Reizvoll ist eine Fahrt über den viertgrößten deutschen See mit der Weißen Flotte, die auch am Zippendorfer Sandstrand andockt, wo sich Einheimische und Gäste sonnen können – mit Blick auf die fernen Türme des Schlosses, denn ohne das geht ja in Schwerin fast nichts.

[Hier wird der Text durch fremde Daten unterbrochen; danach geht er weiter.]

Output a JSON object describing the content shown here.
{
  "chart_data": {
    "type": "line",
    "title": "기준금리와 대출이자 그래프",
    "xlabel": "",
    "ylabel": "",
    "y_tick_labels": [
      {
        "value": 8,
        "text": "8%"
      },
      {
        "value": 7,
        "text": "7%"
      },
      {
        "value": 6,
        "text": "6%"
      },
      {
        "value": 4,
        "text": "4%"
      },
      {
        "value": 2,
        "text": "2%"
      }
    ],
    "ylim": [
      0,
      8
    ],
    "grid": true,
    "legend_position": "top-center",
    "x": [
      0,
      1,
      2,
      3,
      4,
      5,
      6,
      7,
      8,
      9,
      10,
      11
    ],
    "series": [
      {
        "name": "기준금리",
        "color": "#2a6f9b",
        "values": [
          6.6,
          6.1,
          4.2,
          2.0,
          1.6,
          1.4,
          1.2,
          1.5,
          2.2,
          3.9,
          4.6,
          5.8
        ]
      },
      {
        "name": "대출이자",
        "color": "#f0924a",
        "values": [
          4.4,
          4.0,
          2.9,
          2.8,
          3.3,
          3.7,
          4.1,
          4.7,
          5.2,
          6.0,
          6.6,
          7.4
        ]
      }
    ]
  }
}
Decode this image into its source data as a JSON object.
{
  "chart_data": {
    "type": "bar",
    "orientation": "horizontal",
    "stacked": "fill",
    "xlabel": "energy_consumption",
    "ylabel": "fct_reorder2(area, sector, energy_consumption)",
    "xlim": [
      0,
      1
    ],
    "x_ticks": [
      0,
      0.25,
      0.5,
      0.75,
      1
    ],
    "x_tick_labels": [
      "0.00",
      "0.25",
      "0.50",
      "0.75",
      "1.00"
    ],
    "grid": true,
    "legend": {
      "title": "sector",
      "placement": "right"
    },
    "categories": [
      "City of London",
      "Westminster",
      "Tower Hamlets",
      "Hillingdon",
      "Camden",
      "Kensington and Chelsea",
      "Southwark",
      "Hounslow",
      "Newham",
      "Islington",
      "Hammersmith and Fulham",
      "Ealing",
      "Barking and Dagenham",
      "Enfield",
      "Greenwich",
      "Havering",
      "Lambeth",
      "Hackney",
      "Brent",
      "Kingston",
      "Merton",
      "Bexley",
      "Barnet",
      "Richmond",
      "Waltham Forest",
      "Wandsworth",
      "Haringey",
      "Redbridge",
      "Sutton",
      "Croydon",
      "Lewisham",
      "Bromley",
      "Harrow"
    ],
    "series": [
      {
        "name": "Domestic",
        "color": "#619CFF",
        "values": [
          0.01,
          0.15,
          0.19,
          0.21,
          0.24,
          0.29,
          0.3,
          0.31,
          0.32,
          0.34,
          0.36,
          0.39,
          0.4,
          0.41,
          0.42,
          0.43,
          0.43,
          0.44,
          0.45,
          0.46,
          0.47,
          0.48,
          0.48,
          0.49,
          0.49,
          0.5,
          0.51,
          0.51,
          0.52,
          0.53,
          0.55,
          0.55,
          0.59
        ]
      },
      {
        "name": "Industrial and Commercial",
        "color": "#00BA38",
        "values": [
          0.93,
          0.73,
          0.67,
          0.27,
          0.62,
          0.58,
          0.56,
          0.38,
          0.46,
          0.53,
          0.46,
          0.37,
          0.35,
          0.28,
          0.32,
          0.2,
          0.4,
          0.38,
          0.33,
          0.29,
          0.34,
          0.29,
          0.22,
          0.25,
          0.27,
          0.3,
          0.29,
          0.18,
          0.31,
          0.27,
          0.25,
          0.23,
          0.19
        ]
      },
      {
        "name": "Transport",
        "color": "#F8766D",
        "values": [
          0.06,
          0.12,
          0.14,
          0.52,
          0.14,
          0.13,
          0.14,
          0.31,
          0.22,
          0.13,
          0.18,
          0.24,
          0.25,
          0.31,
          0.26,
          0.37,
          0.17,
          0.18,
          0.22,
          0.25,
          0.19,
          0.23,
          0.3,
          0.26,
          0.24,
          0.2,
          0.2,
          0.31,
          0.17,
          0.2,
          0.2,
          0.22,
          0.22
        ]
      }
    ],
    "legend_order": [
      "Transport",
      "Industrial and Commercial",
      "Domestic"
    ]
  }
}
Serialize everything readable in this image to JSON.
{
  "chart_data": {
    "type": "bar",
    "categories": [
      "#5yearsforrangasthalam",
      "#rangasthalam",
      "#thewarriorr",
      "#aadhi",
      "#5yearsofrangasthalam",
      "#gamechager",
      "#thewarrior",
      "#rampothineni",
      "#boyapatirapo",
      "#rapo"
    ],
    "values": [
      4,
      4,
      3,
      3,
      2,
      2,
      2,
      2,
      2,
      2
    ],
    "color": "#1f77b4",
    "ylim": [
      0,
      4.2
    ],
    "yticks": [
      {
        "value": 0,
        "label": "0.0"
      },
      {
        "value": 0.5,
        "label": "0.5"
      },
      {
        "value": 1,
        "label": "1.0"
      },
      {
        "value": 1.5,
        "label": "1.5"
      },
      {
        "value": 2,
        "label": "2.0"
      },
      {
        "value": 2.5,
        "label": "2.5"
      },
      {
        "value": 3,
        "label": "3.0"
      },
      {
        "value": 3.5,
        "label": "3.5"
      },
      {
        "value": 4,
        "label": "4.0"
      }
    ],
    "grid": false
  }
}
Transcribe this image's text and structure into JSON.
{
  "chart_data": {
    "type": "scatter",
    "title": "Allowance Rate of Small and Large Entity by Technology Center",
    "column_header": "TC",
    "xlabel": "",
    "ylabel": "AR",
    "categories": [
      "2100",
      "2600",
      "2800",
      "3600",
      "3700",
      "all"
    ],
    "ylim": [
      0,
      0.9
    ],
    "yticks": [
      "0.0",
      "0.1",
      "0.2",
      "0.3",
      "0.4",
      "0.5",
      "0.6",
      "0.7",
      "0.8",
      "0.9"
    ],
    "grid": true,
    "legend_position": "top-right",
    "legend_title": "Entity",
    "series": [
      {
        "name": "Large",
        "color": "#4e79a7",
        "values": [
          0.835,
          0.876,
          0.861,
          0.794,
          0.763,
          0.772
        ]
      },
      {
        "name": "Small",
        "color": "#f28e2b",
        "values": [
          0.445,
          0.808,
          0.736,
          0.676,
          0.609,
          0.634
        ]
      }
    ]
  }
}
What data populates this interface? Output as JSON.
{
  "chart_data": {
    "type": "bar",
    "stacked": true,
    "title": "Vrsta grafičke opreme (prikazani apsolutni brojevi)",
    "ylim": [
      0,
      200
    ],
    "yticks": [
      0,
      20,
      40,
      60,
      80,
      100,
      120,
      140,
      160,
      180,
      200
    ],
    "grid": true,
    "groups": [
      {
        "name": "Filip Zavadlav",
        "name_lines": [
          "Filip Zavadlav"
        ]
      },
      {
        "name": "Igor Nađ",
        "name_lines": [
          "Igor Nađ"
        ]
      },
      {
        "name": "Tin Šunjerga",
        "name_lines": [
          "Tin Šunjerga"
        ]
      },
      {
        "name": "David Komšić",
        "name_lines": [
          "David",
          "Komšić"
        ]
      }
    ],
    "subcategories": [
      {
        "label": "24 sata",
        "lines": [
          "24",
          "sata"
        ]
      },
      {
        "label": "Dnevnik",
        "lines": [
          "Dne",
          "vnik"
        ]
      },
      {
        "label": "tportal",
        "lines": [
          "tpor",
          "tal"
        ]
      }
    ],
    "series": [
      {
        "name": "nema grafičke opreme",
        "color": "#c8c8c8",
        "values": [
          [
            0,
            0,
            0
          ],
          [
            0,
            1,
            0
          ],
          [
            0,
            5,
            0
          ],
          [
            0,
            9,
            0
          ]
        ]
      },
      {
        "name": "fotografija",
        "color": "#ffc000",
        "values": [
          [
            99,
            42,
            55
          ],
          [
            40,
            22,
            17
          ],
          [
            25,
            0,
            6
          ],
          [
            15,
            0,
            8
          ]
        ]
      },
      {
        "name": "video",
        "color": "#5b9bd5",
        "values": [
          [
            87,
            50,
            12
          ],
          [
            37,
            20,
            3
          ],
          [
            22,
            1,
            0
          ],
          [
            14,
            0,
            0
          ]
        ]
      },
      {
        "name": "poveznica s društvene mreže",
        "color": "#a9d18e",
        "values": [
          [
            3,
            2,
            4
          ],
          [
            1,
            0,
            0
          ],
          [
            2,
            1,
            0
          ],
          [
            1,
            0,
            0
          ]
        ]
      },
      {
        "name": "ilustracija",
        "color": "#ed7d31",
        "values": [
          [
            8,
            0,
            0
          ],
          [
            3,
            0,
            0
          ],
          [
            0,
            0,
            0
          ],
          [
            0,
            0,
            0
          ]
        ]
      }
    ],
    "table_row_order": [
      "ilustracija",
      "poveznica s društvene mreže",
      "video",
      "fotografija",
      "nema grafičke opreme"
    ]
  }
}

Info: Buga-Rahmenprogramm: Bis zum Ende der Bundesgartenschau 2009 am 11. Oktober gibt es viele Veranstaltungen auf dem Ausstellungsgelände rund um Schloss und See, so ein Jazz- und ein Blaskapellenfestival, Folk und klassische Musik, ein Tanzfest und einen Volkstanztag, Gastspiele von Patricia Kaas und Zirkus Roncalli. Die Buga-Tageskarte kostet zwischen 14 und 16 Euro, Kinder zahlen vier Euro, Tel. 03 85/2 00 94 44, http://www.buga-2009.de

Schlossfestspiele: Das mecklenburgische Staatstheater bringt zur Buga zwei Inszenierungen auf die Freilichtbühne am Alten Garten: vom 26. Juni bis 31. Juli Mozarts "Zauberflöte", vom 8. bis 30. August das Musical "Sorbas" mit Gojko Mitic in der Titelrolle, Kartentelefon 03 85/5 30 01 23.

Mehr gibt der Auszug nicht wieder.